L'Organisation mondiale de la santé reconnaît officiellement le trouble du jeu vidéo comme une maladie

L'Organisation mondiale de la santé reconnaît officiellement le trouble du jeu vidéo comme une maladie
L'Organisation mondiale de la santé reconnaît officiellement le trouble du jeu vidéo comme une maladie - © Alexander Andrews

À l'occasion de la onzième révision de la Classification internationale des maladies (CIM-11), les experts de l'Organisation mondiale de la Santé (OMS) ont reconnu officiellement l'addiction aux jeux vidéo comme une maladie.

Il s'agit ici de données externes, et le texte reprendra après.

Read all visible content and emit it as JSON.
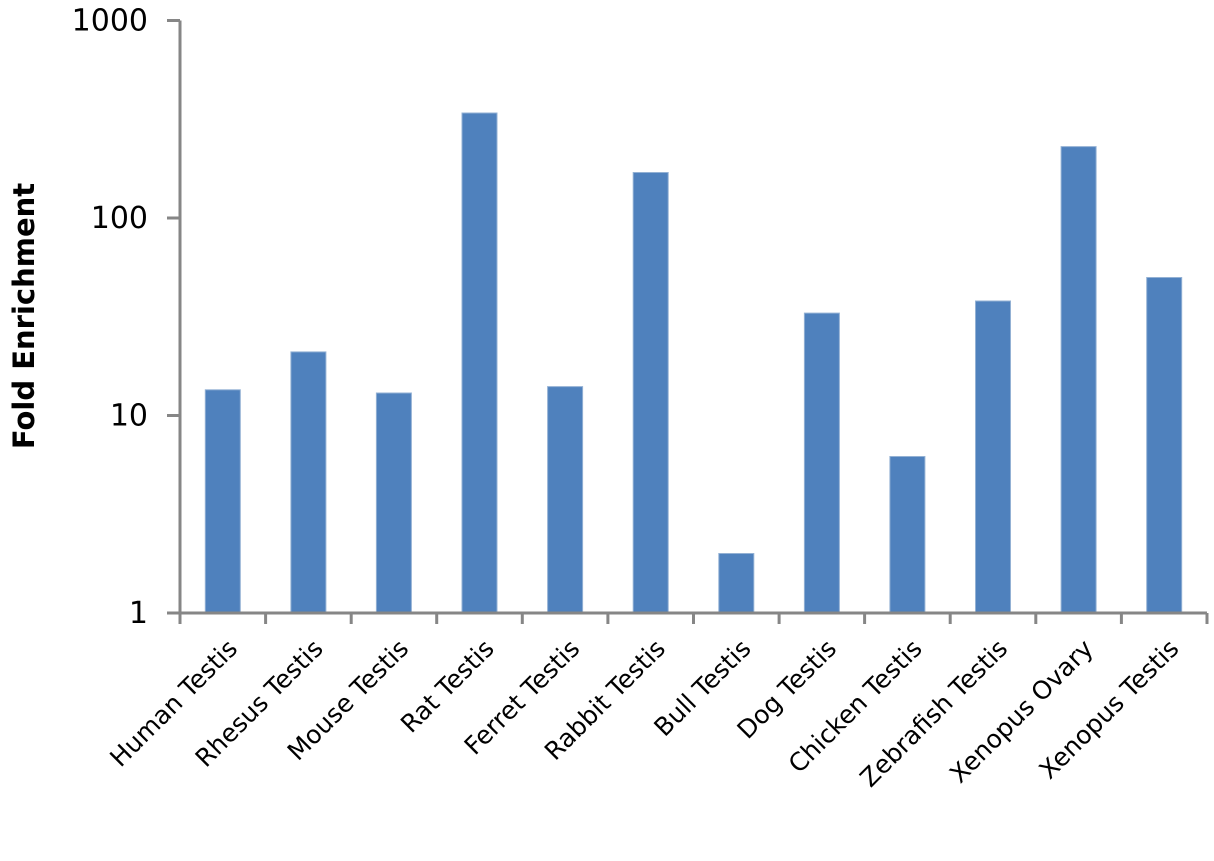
{
  "chart_data": {
    "type": "bar",
    "title": "",
    "xlabel": "",
    "ylabel": "Fold Enrichment",
    "yscale": "log",
    "ylim": [
      1,
      1000
    ],
    "ytick_values": [
      1,
      10,
      100,
      1000
    ],
    "ytick_labels": [
      "1",
      "10",
      "100",
      "1000"
    ],
    "grid": "off",
    "legend": "none",
    "categories": [
      "Human Testis",
      "Rhesus Testis",
      "Mouse Testis",
      "Rat Testis",
      "Ferret Testis",
      "Rabbit Testis",
      "Bull Testis",
      "Dog Testis",
      "Chicken Testis",
      "Zebrafish Testis",
      "Xenopus Ovary",
      "Xenopus Testis"
    ],
    "values": [
      13.5,
      21,
      13,
      340,
      14,
      170,
      2,
      33,
      6.2,
      38,
      230,
      50
    ],
    "bar_color": "#4F81BD",
    "bar_edge_color": "#93B1D4",
    "axis_color": "#868686",
    "text_color": "#000000"
  }
}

Le trouble du jeu vidéo entrera en vigueur le 1er janvier 2022 et a été défini comme "un comportement lié à la pratique des jeux vidéo ou des jeux numériques, qui se caractérise par une perte de contrôle sur le jeu, une priorité accrue accordée au jeu, au point que celui-ci prenne le pas sur d’autres centres d’intérêt et activités quotidiennes, et par la poursuite ou la pratique croissante du jeu en dépit de répercussions dommageables."

L'OMS précise que "pour que ce trouble soit diagnostiqué en tant que tel, le comportement doit être d’une sévérité suffisante pour entraîner une altération non négligeable des activités personnelles, familiales, sociales, éducatives, professionnelles ou d’autres domaines importants du fonctionnement, et en principe, se manifester clairement sur une période d’au moins 12 mois." 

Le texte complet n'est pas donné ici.